You know a film is in trouble when, as an afterthought, it tacks on some 3D effects then promptly gives up on them. One critic at the press screening I attended arrived late and sat through the entire film without her 3D glasses. I was tempted to tap her on the shoulder to point this out but I soon realised that it didn’t matter, because to all intents and purposes the 3D disappeared after the opening credits.
The Last Airbender is the first in a projected series of films, and ends on a molehill-hanger: will-he-won't-he let his true inclinations hang out and openly embrace become a bender (there go those puerile sniggers again)? There is much talk of M. Night Shyamalan’s career trajectory doing the impossible and exceeding terminal velocity in its downward plummet after Lady in the Water (which not even the ever-excellent Paul Giametti could rescue) and The Happening. But this is the same director who made The Sixth Sense and (in my opinion) the even better Unbreakable after that. Shyamalan talked with admirable geekishness at a press conference for The Last Airbender about his love of cinema, comics, action icons, the fantastic and the mysterious, and his passion is clearly undiminished. But he is at his best when he focuses on the internal psychology of people dealing with localised events; the rot set in with Lady in the Water, in which he played himself as a writer with the power to save the world. In Hollywood more (as Avatar proved) is almost always less and no amount of dollars and cutting-edge CGI can disguise hot air once the hyperventilating marketing campaign has blown itself out.

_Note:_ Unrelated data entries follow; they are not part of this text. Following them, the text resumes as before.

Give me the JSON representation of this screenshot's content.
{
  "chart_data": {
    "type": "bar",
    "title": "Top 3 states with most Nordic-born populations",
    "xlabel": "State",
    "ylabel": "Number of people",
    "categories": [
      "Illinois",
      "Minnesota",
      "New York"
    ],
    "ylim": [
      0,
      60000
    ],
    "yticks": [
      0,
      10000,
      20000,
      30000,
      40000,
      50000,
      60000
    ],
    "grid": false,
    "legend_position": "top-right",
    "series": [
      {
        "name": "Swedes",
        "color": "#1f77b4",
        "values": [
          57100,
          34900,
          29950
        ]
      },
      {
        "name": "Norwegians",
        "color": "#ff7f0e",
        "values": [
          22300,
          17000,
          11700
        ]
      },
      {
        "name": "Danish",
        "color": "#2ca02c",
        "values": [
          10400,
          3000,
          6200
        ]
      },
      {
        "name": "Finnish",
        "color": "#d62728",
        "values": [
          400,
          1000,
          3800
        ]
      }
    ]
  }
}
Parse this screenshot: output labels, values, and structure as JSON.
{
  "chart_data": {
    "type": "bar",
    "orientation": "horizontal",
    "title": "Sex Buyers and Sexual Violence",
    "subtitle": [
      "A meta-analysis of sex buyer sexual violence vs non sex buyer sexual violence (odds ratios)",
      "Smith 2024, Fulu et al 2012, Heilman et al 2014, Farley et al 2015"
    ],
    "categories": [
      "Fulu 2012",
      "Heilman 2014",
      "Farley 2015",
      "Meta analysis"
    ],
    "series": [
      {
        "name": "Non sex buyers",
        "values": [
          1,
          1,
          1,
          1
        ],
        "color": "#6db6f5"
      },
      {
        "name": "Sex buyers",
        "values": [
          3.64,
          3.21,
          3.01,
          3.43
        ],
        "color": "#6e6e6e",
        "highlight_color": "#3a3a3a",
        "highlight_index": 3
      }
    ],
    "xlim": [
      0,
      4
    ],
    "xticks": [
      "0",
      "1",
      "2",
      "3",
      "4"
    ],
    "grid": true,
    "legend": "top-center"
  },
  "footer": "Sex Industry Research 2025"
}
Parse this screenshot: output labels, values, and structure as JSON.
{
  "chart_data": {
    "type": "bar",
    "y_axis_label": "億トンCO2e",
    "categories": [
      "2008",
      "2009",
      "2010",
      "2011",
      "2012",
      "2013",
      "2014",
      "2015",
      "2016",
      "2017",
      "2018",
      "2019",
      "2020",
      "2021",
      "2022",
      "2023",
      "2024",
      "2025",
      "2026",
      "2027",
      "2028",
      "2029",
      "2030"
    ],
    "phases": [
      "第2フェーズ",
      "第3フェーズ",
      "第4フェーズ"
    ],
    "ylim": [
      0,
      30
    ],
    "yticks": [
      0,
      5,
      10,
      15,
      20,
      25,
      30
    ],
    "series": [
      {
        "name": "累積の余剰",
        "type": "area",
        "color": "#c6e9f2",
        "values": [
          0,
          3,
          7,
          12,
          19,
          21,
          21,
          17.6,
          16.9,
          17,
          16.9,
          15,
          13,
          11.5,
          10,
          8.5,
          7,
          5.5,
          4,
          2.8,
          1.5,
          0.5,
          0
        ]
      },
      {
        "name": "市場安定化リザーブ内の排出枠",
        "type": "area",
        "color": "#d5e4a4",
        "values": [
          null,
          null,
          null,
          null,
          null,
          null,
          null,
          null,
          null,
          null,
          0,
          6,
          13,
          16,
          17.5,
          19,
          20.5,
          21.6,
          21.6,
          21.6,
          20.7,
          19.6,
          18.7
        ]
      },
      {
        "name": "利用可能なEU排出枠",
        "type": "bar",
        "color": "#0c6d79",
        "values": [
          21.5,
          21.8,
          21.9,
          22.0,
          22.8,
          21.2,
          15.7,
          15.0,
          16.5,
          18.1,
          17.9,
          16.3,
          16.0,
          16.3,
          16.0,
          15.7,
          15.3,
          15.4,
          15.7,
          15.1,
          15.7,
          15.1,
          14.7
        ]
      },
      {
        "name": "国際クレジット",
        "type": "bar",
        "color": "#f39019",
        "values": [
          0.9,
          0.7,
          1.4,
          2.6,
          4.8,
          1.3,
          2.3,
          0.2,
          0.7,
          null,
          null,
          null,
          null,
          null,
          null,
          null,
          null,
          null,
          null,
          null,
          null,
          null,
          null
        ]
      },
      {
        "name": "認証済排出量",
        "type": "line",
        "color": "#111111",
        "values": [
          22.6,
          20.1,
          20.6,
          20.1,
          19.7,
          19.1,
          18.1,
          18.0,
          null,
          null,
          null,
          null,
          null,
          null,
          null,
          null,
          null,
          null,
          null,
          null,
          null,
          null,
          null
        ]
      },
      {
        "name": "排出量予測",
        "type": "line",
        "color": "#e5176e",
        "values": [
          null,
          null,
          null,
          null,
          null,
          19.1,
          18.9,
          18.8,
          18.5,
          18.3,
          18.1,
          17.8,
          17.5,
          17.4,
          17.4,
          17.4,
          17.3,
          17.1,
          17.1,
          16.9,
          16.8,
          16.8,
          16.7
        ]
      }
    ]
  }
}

At the same conference, Shyamalan talked about his next venture, from his own independent production company - a series of horror films with storylines by him, but scripted and directed by others. The first, Devil, a supernatural thriller directed by The Brothers Dowdle, is already on the way. This holds out hope of a career resurrection, and so The Last Airbender might yet prove one of the smartest moves in recent Hollywood history: returning to the dead to come back from it. Desperate measures for desperate times. That goes for the audience as well, because the appeal of The Last Airbender extends only to parents and children making a family outing to the multiplex to see Toy Story 3, only to find when they get there that it is sold out.